Writing
Is It AI Slop? The Truth About How I Write
The phrase AI slop is useful because it names a real failure mode: text that sounds polished but has no lived thought behind it. The mistake is assuming every AI-assisted piece is automatically slop. The better question is where the judgment came from.
The core idea
My writing process is closer to steering than outsourcing. I use AI to shape drafts, pressure-test structure, and surface alternate phrasings. The actual authorship lives in the selection: what I keep, what I delete, what I sharpen, and which distinctions I refuse to flatten.
Why it matters
This matters because AI makes mediocre fluency cheap. That raises the bar for real writing. A piece has to carry a point of view, a lived constraint, or a useful distinction. Otherwise it is just competent noise.
How to use it
- Judge AI-assisted writing by the specificity of the thinking, not by whether a model touched the prose.
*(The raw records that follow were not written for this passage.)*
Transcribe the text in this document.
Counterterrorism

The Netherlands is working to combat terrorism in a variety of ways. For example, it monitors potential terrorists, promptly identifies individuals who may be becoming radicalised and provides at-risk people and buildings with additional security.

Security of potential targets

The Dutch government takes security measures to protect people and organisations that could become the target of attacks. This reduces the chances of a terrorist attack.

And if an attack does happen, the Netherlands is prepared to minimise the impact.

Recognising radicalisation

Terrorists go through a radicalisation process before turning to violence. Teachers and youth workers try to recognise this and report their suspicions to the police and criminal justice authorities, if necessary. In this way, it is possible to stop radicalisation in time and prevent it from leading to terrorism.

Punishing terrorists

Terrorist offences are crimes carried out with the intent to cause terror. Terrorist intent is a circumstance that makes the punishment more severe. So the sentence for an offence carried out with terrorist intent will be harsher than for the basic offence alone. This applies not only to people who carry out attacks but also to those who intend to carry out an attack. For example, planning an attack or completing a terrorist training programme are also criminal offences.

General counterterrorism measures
- Use AI to create contrast, then apply human taste to choose the version with teeth.
- Keep the rough edge when the rough edge contains the truth.
The authorship test
AI-assisted writing is not automatically slop. The test is whether the piece contains a real selection function. Did a human choose the frame, reject plausible but wrong simplifications, preserve uncomfortable distinctions, and take responsibility for the final claim? If not, the prose may be fluent but unowned.
The process matters because AI optimizes toward averaged coherence. Good writing often depends on the non-average move: a sharp distinction, a lived constraint, a specific example, or a refusal to round the argument into a smoother but weaker version.
Process controls
- Start from a thesis or tension the author actually cares about.
- Use AI for expansion, counterarguments, structure, and compression.
- Manually preserve distinctions that the model tries to flatten.
- Cut paragraphs that sound good but do not move the argument.
Bottom line
AI can help with language. It cannot supply the reason the piece needed to exist. That still has to come from the writer.